株価の乱高下に「心臓がいくつあっても足りない…」
佐藤さんがまず話を聞いたのは職場の同僚。若い頃から資産運用をしてきたコツコツ派と評判で、正直、薄給な職場ながらもマイホームを購入し、すでに完済しているとか。
難しい話はわからなかったものの「来年はバブルの頃を超えるかもしれませんね」の言葉が強く印象に残っているといいます。
――バブルくらい知っていますよ。すごかったですからね。それを超えるというのだから、確かに投資を始めるなら今なのかもしれないですね
退職金400万円。65歳からもらえる年金は月15万円程度になる予定。これでも、いつまでも仕事を辞めることができない。少しでもお金を増やさないと……そういう想いから、退職金400万円をただ預けるだけではもったいないと、どどーんと投資に回ることにした佐藤さん。すべて日経平均に連動する投資信託につきこんだのだとか。
それが昨年の12月のこと。日経平均は3万3,000円台。年が明けた1月には3万6,000円台、2月には3万9,000円台、そして3月には4万円台を突破。「同僚のことを信じて、本当によかった」と、自画自賛していた佐藤さん。
しかし、8月上旬の大暴落で「もう終わった」と思った佐藤さん。このときは、思わず同僚に「お前を信じたばかりに。俺の老後をどうしてくれる!」と逆恨みをしてしまったといいます。そこから持ち直して、8月下旬に3万8,000円台に。新首相誕生でご祝儀相場を期待する声もありましたが、ふたをあければ予想外の展開に。
――おいおい、石破さん、ほんと、頼むよ……
――これじゃ、いくつ心臓があってももたない
そして、再びの株価暴落で、また悶絶。同僚から「一喜一憂してはいけない」とアドバイスされたものの、気が気でないといいます。

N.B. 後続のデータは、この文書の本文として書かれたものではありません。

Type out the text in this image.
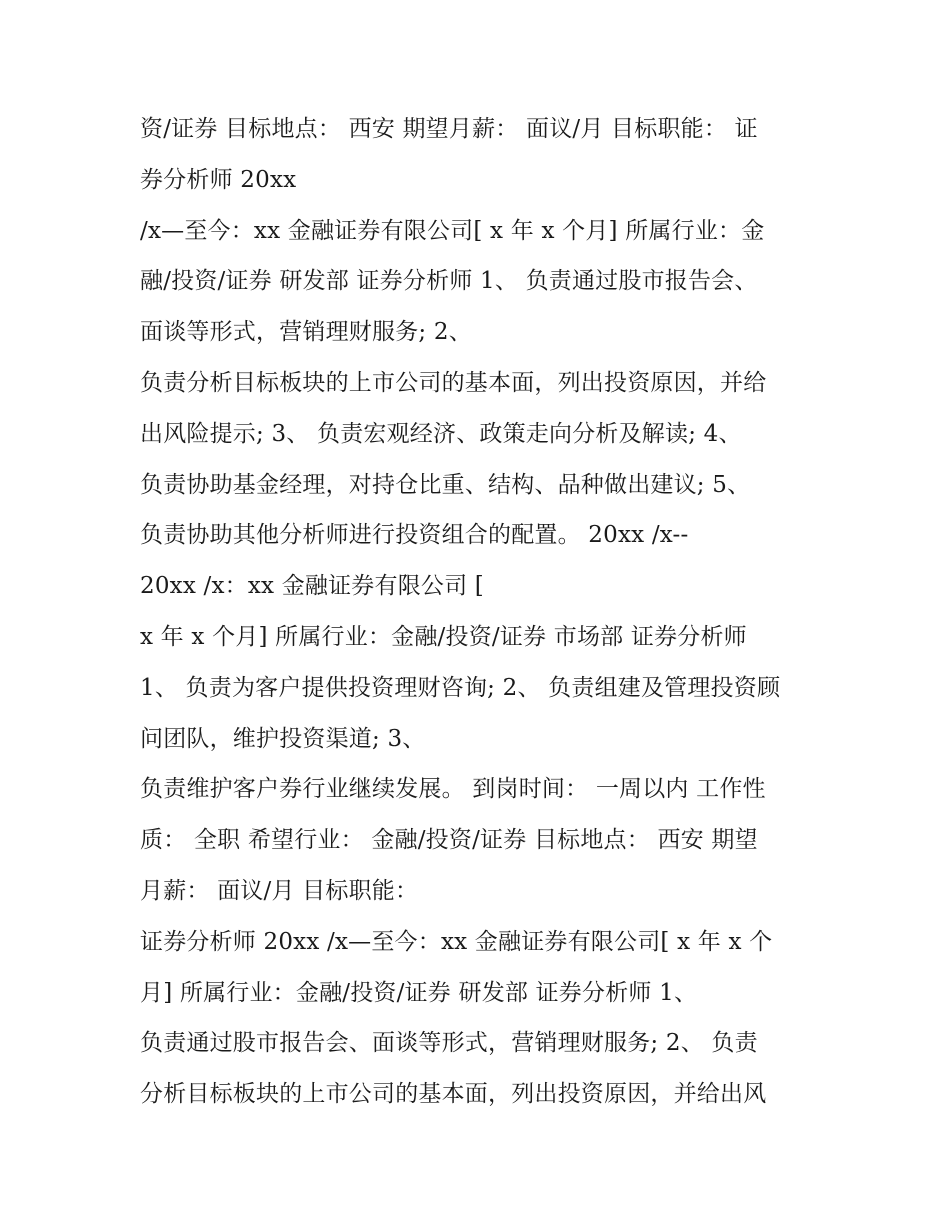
资/证券 目标地点： 西安 期望月薪： 面议/月 目标职能： 证
券分析师 20xx
/x—至今：xx 金融证券有限公司[ x 年 x 个月] 所属行业：金
融/投资/证券 研发部 证券分析师 1、 负责通过股市报告会、
面谈等形式，营销理财服务; 2、
负责分析目标板块的上市公司的基本面，列出投资原因，并给
出风险提示; 3、 负责宏观经济、政策走向分析及解读; 4、
负责协助基金经理，对持仓比重、结构、品种做出建议; 5、
负责协助其他分析师进行投资组合的配置。 20xx /x--
20xx /x：xx 金融证券有限公司 [
x 年 x 个月] 所属行业：金融/投资/证券 市场部 证券分析师
1、 负责为客户提供投资理财咨询; 2、 负责组建及管理投资顾
问团队，维护投资渠道; 3、
负责维护客户券行业继续发展。 到岗时间： 一周以内 工作性
质： 全职 希望行业： 金融/投资/证券 目标地点： 西安 期望
月薪： 面议/月 目标职能：
证券分析师 20xx /x—至今：xx 金融证券有限公司[ x 年 x 个
月] 所属行业：金融/投资/证券 研发部 证券分析师 1、
负责通过股市报告会、面谈等形式，营销理财服务; 2、 负责
分析目标板块的上市公司的基本面，列出投资原因，并给出风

金融広報中央委員会『金融リテラシー調査(2022年)』によると、商品性を理解せずに投資信託を購入した人は29.7%。おおよそ3人に1人が、不勉強なまま投資信託を購入しています。
特に退職金を手にし、この大金をどうすべきか定まっていない定年退職者。少し先の未来には老後が迫っているなか、将来不安も大きい……そのようなときに儲け話を聞き、退職金をすべて投資に回してしまうケースも珍しくありません。
確かに退職金をすべて預けておくだけというのは問題かもしれませんが、まずは自身がどれほどのリスクなら許容できるのかを知ることが、資産運用の第一歩です。